HONG KONG — For years, Hong Kongers have nursed complaints about the growing parade of visitors to their city from mainland
China. The mainlanders spit, litter, jaywalk and cut in line, the locals grouse; they talk too loudly, eat on the subway and otherwise flout Hong Kong’s more refined standards of public behavior.
Those are quibbles, though, compared with the uproar over the latest mainland invasion: pregnant women flocking here to give birth.

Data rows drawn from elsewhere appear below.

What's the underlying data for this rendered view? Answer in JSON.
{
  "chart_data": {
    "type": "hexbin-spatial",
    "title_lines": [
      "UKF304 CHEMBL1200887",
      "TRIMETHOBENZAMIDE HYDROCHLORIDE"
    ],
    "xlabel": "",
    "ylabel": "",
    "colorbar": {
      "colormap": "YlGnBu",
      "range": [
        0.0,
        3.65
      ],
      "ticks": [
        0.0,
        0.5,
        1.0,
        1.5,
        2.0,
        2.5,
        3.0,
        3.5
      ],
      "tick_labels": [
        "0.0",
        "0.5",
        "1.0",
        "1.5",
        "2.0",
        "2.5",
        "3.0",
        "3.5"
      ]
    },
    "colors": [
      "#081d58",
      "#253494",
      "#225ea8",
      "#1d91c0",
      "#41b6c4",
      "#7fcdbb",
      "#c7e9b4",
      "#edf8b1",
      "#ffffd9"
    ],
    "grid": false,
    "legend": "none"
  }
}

The appeal of Hong Kong, a former British colony that is now a semiautonomous Chinese region, is understandable. Medical care here is far superior to what is found in most of China. Chinese children born here automatically receive the right to permanent residency in Hong Kong, entitling them to 12 years of free education and other benefits that are not available to mainlanders, including visa-free travel to many foreign countries. Some parents also sidestep China’s family-planning rules, which limit most couples to one child, by having their second child born offshore.
Hong Kong residents, though, are outraged that local pregnant women are being shut out of maternity wards because mainlanders have snapped up the beds. Despite official quotas on maternity care for nonresidents, nearly 4 in 10 births in Hong Kong last year were to mainland parents. Residents are demanding a crackdown, and a hard look at the residency rights law.
The controversy epitomizes Hong Kong’s tetchy relationship with the rest of China 15 years after the end of British colonial rule in 1997.